President Donald Trump is expected to end the Deferred Action for Childhood Arrivals, (DACA) on Tuesday. The Obama-era program grants work permits to undocumented immigrants who arrived in the country as children.
Tuesday’s deadline was set by several Republican-led states to repeal DACA or face a lawsuit over what Congress views as the federal government’s failure to enforce immigration laws.
President Trump’s expected announcement will likely rally his base, specifically by emphasizing his broader campaign message about the importance of securing the border with tougher immigration laws. Ending DACA is likely to be one of the most contentious decisions set forth by the Trump administration—opposed by leaders of both parties and the political establishment more broadly.
The average DACA recipient is 22 years old, employed, and a student (AFP)
The White House and Congress not wanting to take ownership of ending DACA or backlash for the fate of the approximately 800,000 undocumented immigrants benefiting from DACA point fingers at each other. Though most Republicans believe that rolling back DACA is a solid legal decision, the process would set into motion issues surrounding the emotional strain and anxiety within the undocumented and Hispanic community. Utah Sen. Orrin Hatch joined Ryan in cautioning Trump against rolling back the program.
Senior White House aides met Sunday afternoon to discuss Trump’s decision to end DACA, which could likely ignite a political firestorm. By ending DACA, Trump is fulfilling one of his core campaign promises.
Trump has faced harsh criticism and warning from members of his party not to scrap the program.
Senior Republicans urging Trump not to end DACA
Several senior Republican are urging President Trump not to end DACA, the Obama-era executive order that protects about 800,000 undocumented immigrants who came to the U.S. as children from deportation. They’re also saying it’s time for Congress to pass legislation to protect the “DREAMERS.”
Speaker Paul Ryan: “These are kids who know no other country, who were brought here by their parents and don’t know another home. And so I really do believe there that there needs to be a legislative solution.”
Sen. Orrin Hatch: “We need a workable, permanent solution for individuals … who have built their lives here.”
Florida Gov. Rick Scott: “These kids must be allowed to pursue the American Dream, and Congress must act on this immediately.”
Sen. Jeff Flake: “Congress needs to take immediate action to protect DACA kids.”
Sen. Marco Rubio: “My hope is that as part of this process we can work on a way to deal with this issue and solve it through legislation, which is the right way to do it and the constitutional way to do it,” Rubio told CNN in June.
California is home to approximately 220,000 “Dreamers” more than any other state, putting those affected by Trump’s decision at risk for deportation—making the stakes even higher for the group of immigrants.

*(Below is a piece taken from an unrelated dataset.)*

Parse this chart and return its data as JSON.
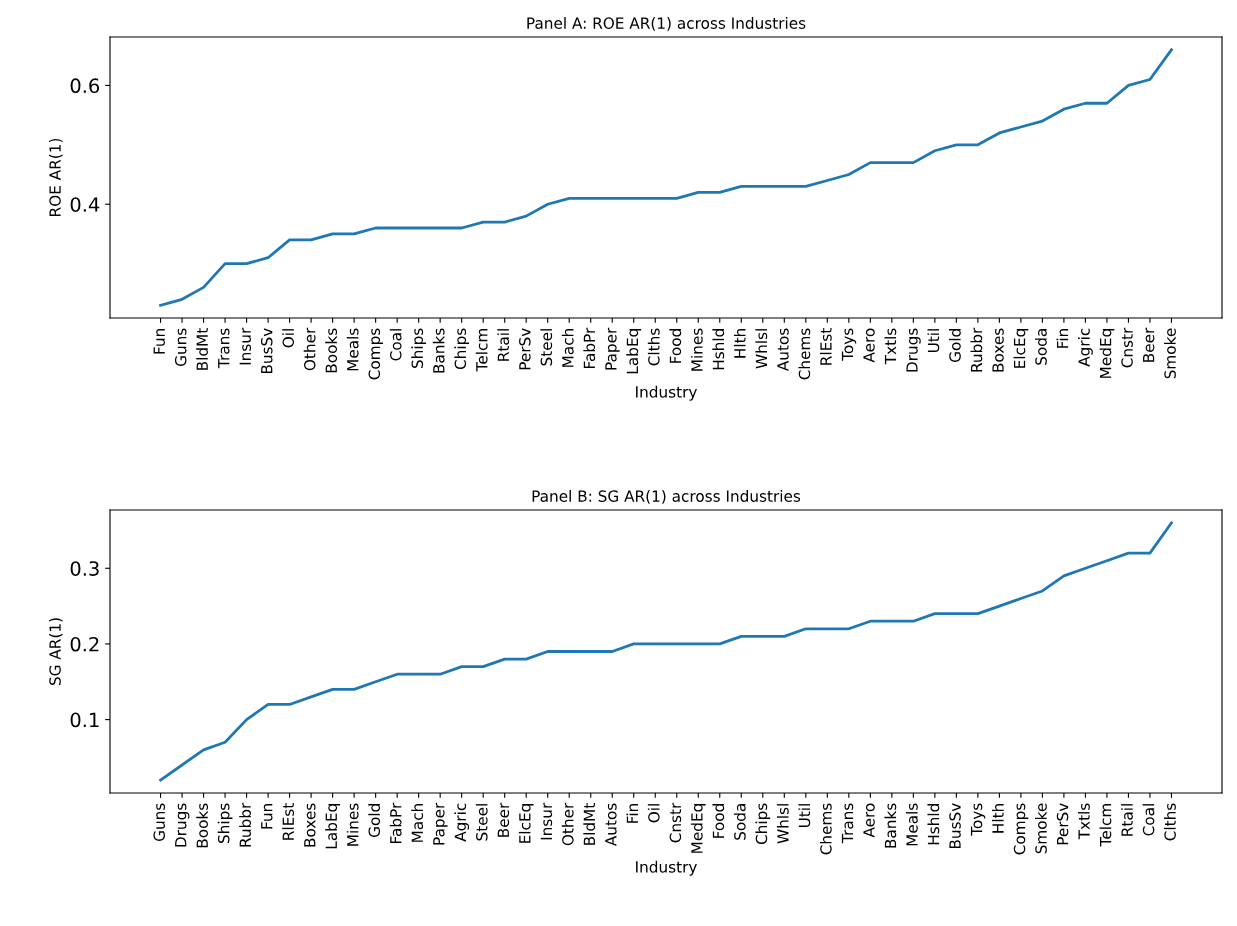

Attorney General Jeff Sessions, responsible for writing immigration law, reportedly helped persuade President Trump to terminate the program, according to White House aides, who also said that the president’s decision to end DACA was not set in stone until an official announcement is made.
The White House will delay the enforcement of Trump’s decision for six months, which would give Congress a window to act accordingly. A senior White House official said that chief of staff John Kelly, who has headed West Wing policy process on the issue, “thinks Congress should’ve gotten its act together a lot longer ago.”

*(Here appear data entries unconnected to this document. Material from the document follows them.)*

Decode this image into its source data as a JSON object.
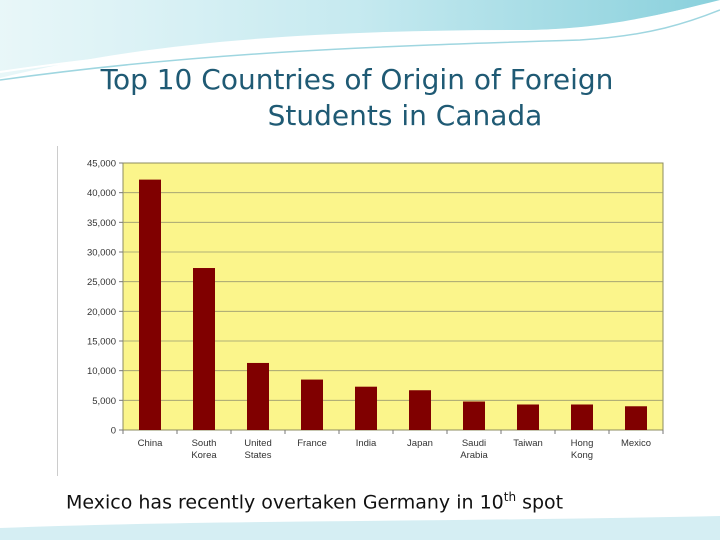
{
  "slide": {
    "title_line1": "Top 10 Countries of Origin of Foreign",
    "title_line2": "Students in Canada",
    "caption_text": "Mexico has recently overtaken Germany in 10",
    "caption_sup": "th",
    "caption_tail": " spot"
  },
  "colors": {
    "title": "#1f5a74",
    "plot_background": "#fbf58b",
    "bar": "#800000",
    "grid": "#9a9a70"
  },
  "chart_data": {
    "type": "bar",
    "title": "",
    "xlabel": "",
    "ylabel": "",
    "ylim": [
      0,
      45000
    ],
    "yticks": [
      0,
      5000,
      10000,
      15000,
      20000,
      25000,
      30000,
      35000,
      40000,
      45000
    ],
    "ytick_labels": [
      "0",
      "5,000",
      "10,000",
      "15,000",
      "20,000",
      "25,000",
      "30,000",
      "35,000",
      "40,000",
      "45,000"
    ],
    "categories": [
      [
        "China"
      ],
      [
        "South",
        "Korea"
      ],
      [
        "United",
        "States"
      ],
      [
        "France"
      ],
      [
        "India"
      ],
      [
        "Japan"
      ],
      [
        "Saudi",
        "Arabia"
      ],
      [
        "Taiwan"
      ],
      [
        "Hong",
        "Kong"
      ],
      [
        "Mexico"
      ]
    ],
    "values": [
      42200,
      27300,
      11300,
      8500,
      7300,
      6700,
      4800,
      4300,
      4300,
      4000
    ],
    "grid": true,
    "legend": "none"
  }
}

Many on the right, even those who support protections for children entering the US illegally through no fault of their own, argue that DACA is unconstitutional because former President Barack Obama carried it out unilaterally instead of working through Congress.
Trump’s expected decision to scrap DACA presents another challenge for Ryan and fellow congressional Republicans, facing an end-of-September deadline to avert a government shutdown, government debt default and challenges with the Hurricane Harvey relief package, and a major tax reform push.
Trump’s decision to end the DACA program comes on the heels of White House press secretary, Sarah Huckabee Sanders, statement on Friday pointing out the decision has been weighing on the president, who in recent months has said, “the Dreamers should rest easy.”
“We love the Dreamers,” Trump said Friday when asked by a reporter if Dreamers should worry. “We love everybody.”
Trump has also faced pressure from Texas Attorney General Ken Paxton and several other Republican-led states to end the program before Sept. 5. In a letter to Sessions, Paxton said that if the program were rescinded by the deadline, the Republican-led states — which include Alabama, Arkansas, Kansas, Idaho, Louisiana, Nebraska, South Carolina and West Virginia, would drop threats of a lawsuit against the federal government. Critics say the program wrongfully rewards people who are in the country illegally, granting them de facto “amnesty.”
DACA implemented five years ago as an executive order under then-President Obama provided temporary deportation relief, work permits, and in some states, driver’s licenses to undocumented immigrants who entered the country illegally as children. Supporters considered Obama’s executive order at the time, as a stand-alone victory in the decades-long push for comprehensive immigration reform.